Immunotoxicogenomics: big word—big potential
There is no cure for allergies. They are a chronic condition. For some, allergies are little more than an annoyance—a runny nose and itchy eyes at certain times of the year. For others, exposure to an allergen can be life-threatening.
Our economy also suffers from allergies—they account for hundreds-of-millions of dollars a year in additional health care costs and lost productivity.
It's been estimated that up to six percent of all children and four percent of adults are allergic to something, and the incidence of allergies is increasing. The biological process that causes us to develop an allergy is fairly well understood—it is our immune system responding to something that it considers a threat.
Our immune system never forgets
What is not understood is why, even though we may have eaten eggs many times, that our immune system suddenly decides eggs are a threat. The allergy becomes chronic, because our immune system has a long memory—once it decides eggs are a threat, it will almost certainly react every time we eat one.
Could chemicals be causing this?
With the support of funding through the Government of Canada's Genomics Research and Development Initiative (GRDI), Drs. David Lefebvre and Genevieve Bondy and their colleagues at Health Canada are studying whether exposure to certain chemicals could be causing our immune system to make these kinds of mistakes.
"When we have an allergic reaction, it's a reaction to a protein in a food we've eaten or something we've contacted," says Dr. Bondy, Head of the Molecular and Applied Toxicology Section at Health Canada. "What we're trying to figure out is whether a chemical can set off an allergic reaction to proteins in foods like eggs or peanuts, or whether it can affect our immune system in a way that makes an existing allergy more intense."
Getting down to the molecular level
Dr. Lefebvre says the research involves looking at how the cells that make up our immune system react to exposure to different chemicals.
"We're looking at how certain chemicals cause changes in gene expression in immune cells, trying to identify what are often referred to as biomarkers—basically, identifying changes that happen in the immune cell when a particular chemical is introduced."
Testing the test
"We're at the very early stage of this research," says Dr.
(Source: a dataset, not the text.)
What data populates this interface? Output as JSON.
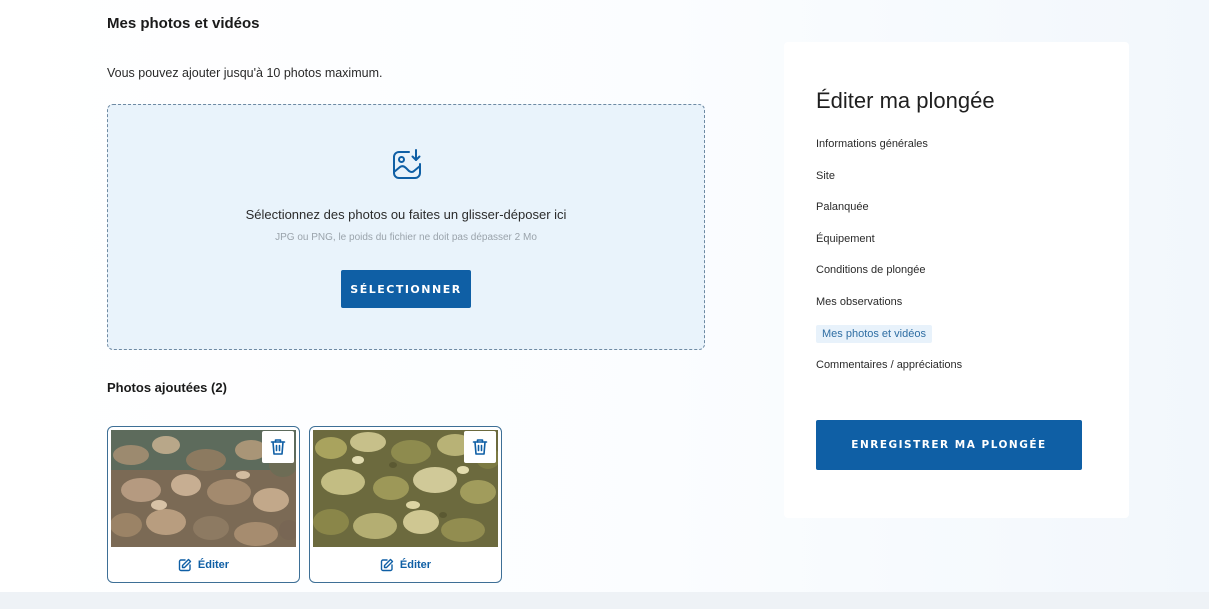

Bondy."We are working with chemicals that we already know will cause some changes in immune responses, looking for the relationship between the changes we see at the cellular level and the changes in immune responses to allergens that have been documented through animal testing in the past," says Dr. Bondy. "The hope is that eventually, we will be able to show a clear link between the changes we see in immune cells and the physical manifestations that are observed when animals are exposed to these same chemicals."
"If we can do that," says Dr. Lefebvre, "This method could be used to look at a proposed new food additive, for example, and ensure it wouldn't stimulate allergy-promoting pathways in immune cells—so, in theory, this could help reduce the incidence of new allergies."
Less testing with animals?
Another possible benefit of the immunotoxicogenomics research Dr. Bondy and her colleagues are doing is the potential to significantly reduce the need for using animals in testing the safety of chemicals.
"There are a lot of very good reasons to want to do less testing with animals—the high cost of those kinds of studies is just one," says Dr. Bondy. "That's a priority for Health Canada and a big part of the value of toxicogenomics—not just in our work on allergies, but in testing the toxicity of any chemical. If we can do those tests with fewer animals and learn more about food allergies, I think most people would agree that would be a good thing."
Could exposure to certain chemicals cause our immune system to suddenly decide we are allergic to a food we've enjoyed for years?